Dabei steht und fällt der Erfolg jeder Strategie mit der Zieldefinition. Wenn ein Unternehmen 1988 als Ziel definiert hat, in zehn Jahren der führende Anbieter von Nadeldruckern zu sein, mag es dieses Ziel zehn Jahre später erreicht haben. Aber 1998 der führende Anbieter von Nadeldruckern zu sein war nicht von großen Umsätzen gekrönt. Somit gilt für jede Strategie heute die folgende Definition:
Eine Strategie ist ein Plan, der auf dem beruht, was wir glauben zu wissen und glauben, zur Verfügung zu haben – ohne absehen zu können, ob diese Ressourcen dann tatsächlich verfügbar sind –, in der Hoffnung, ein Ziel zu erreichen, ohne sicher zu sein, ob dieses Ziel, wenn wir es erreichen sollten, noch so sinnvoll erscheint wie zu Beginn des Plans.
Zugegeben, es handelt sich um einen Bandwurmsatz, aber er definiert die Möglichkeiten und die Grenzen jeglicher Strategie sehr genau.
Als Schlussfolgerung auf jegliche Unternehmensstrategien zu verzichten wäre zu kurz gedacht. Keine Firma kann es sich leisten, ohne Strategien auszukommen. Sie sind lebenswichtig für ein Unternehmen, wenn auch mehr aus psychologischen Gründen. Stellen Sie sich vor, ein Vorstand würde sagen: »Liebe Mitarbeiter, wir haben keine Strategie, das ist in den heutigen Zeiten auch nicht weiter wichtig. Wir müssen sehen, dass wir uns so durchschlagen.« Das totale Chaos wäre garantiert.
Allerdings kommt so etwas gerade in krisengeplagten Unternehmen häufiger vor, als man denkt. Bestenfalls wird lieber irgendeine Strategie gebastelt. Hauptsache, man hat etwas, an dem man sich festhalten kann. Das ist auch zwingend notwendig, um die Belegschaft zu beruhigen und selbst ruhiger schlafen zu können.
Strategien haben eine starke psychologische Wirkung, die man nicht unterschätzen darf. Man sollte sich jedoch niemals in Sicherheit wiegen, nur weil man eine Strategie hat, sonst schaut man eines Tages einem heranrollenden Tsunami entgegen, und es beschleicht einen die ungute Ahnung, dass man trotz Regenschirm in der Hand nass werden wird. Führungskräfte befinden sich in dem Dilemma, dass sie einerseits Strategien entwickeln müssen, weil es erwartet wird, andererseits diese Strategien jedoch nichts weiter als Wunschdenken sind und immer weniger mit dem Alltag zu tun haben. An Führungskräfte werden Anforderungen gestellt, die sie mit klassischen Methoden gar nicht erfüllen können.
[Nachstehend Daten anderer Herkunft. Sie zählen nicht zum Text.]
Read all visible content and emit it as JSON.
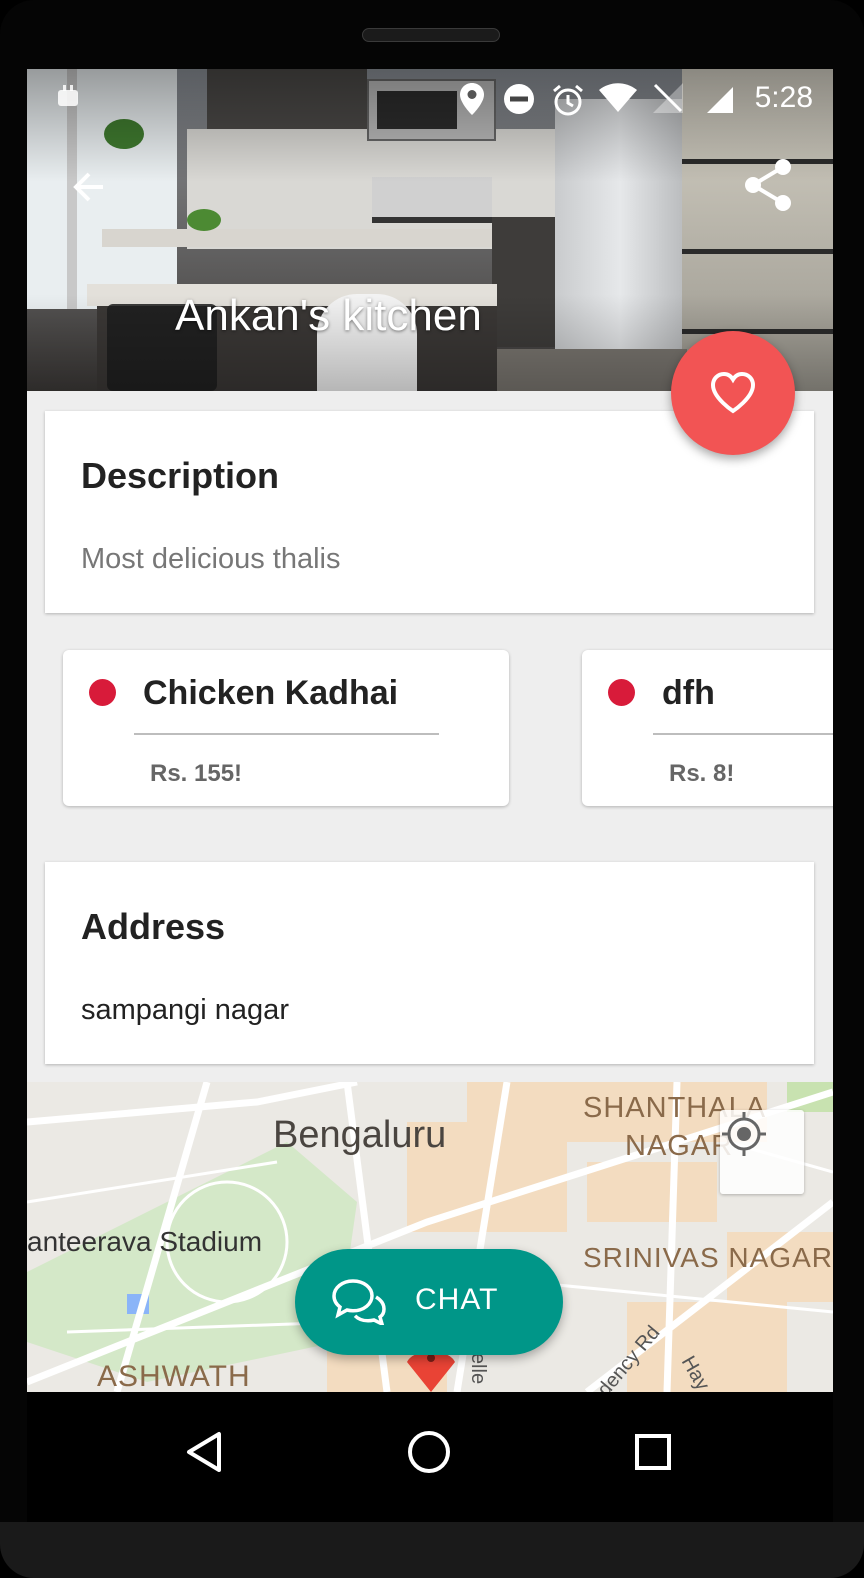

In einer Welt, in der nichts mehr planbar ist, bedarf es anderer Fähigkeiten, um am Markt bestehen zu können. Der Politikwissenschaftler Francis Fukuyama hat eine recht treffende Beschreibung für das Problem der heutigen Zeit gefunden:
»Wir können mit Sicherheit vorhersagen, dass wir überrascht sein werden, wenn ein unvorhersehbares Ereignis eintritt. Wir können ebenso mit Sicherheit vorhersagen, dass wir, wenn es dann eintritt, unzureichend vorbereitet sein werden.«
In diesem Sinn wissen wir ja, was auf uns zukommt.